Summer is almost here and I’m more than ready to ditch all the winter blues and soak up the sun, sea and lazy days. So I pull out my beach bag from the bottom of my closet for a recon: flip flops? Check. Sun hat? Check. Sunscreen? Got it. Wip? Oh, yeah, plus lots of colored pens to highlight the various phases of my new story, Book Two of The Amazing Erica series. Kindle? You need to even ask? Plus look at my gorgeous beach towel. But there is one, horrible thing missing…
A primal fear grips my throat all of a sudden, and I can’t understand why. All is well. School is almost over and soon I’ll have plenty of time to write. So what the heck is up?

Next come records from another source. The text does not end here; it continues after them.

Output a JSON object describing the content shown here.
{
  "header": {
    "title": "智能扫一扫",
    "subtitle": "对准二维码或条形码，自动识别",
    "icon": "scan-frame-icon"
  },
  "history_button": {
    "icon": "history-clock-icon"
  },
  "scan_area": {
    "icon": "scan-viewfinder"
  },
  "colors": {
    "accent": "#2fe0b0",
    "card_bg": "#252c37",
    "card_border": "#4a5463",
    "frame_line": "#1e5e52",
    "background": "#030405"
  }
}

And then I remember. I have to buy a swimsuit. Not because I’m one of those bikini (ha!) buffs who not only have a swimsuit for every day of the week, but also for every moment of the day, but because the one I bought three years ago at Tesco’s has had it. The elastic (which at the best of times are put to hard work) has now given up and collapsed- can you blame the poor thing?
I look in the mirror and sigh as I catch sight of my thighs. Too many chocolate chip cookies and too much pasta al pesto. And not enough walking, even if the beach is a one-minute drive away and I can see the waves from all my windows.
So here we are- yet again, with the roly-poly body of a writer that was never meant to be an athlete and who would rather spend time pounding out stories than, say, the grounds of a tennis court.
In the privacy of my bedroom my thighs are, yes, big, but it doesn’t matter. I love me, my husband loves me and my friends don’t judge me by my jeans size.
But out there, in the cruel changing rooms of any place that’ll have my size (usually a UK store) I have to face the facts- or rather, the mirror which I always tell myself comes from a circus, and I really don’t look like that.
After I fight my way into a swimsuit, naturally a one-piece, (the bust area has strong support, so that’s a plus) I inspect my reflection to check for damages. I can see last winter’s Nutella sandwiches in the not-so-cute dimples on my thighs. But I can also thank a year of eating fruit (among other things such as chocolate cereal) for the quality of my skin.
But… the year before I had lost sixteen kilos by eating mixed salads of all kinds and proteins every day for six months. No desserts, no fried stuff, no sauces. And I felt great! I had never looked better. I’d wake up in the morning thinking, ‘Hey, not only do I not feel lethargic- I actually feel great!’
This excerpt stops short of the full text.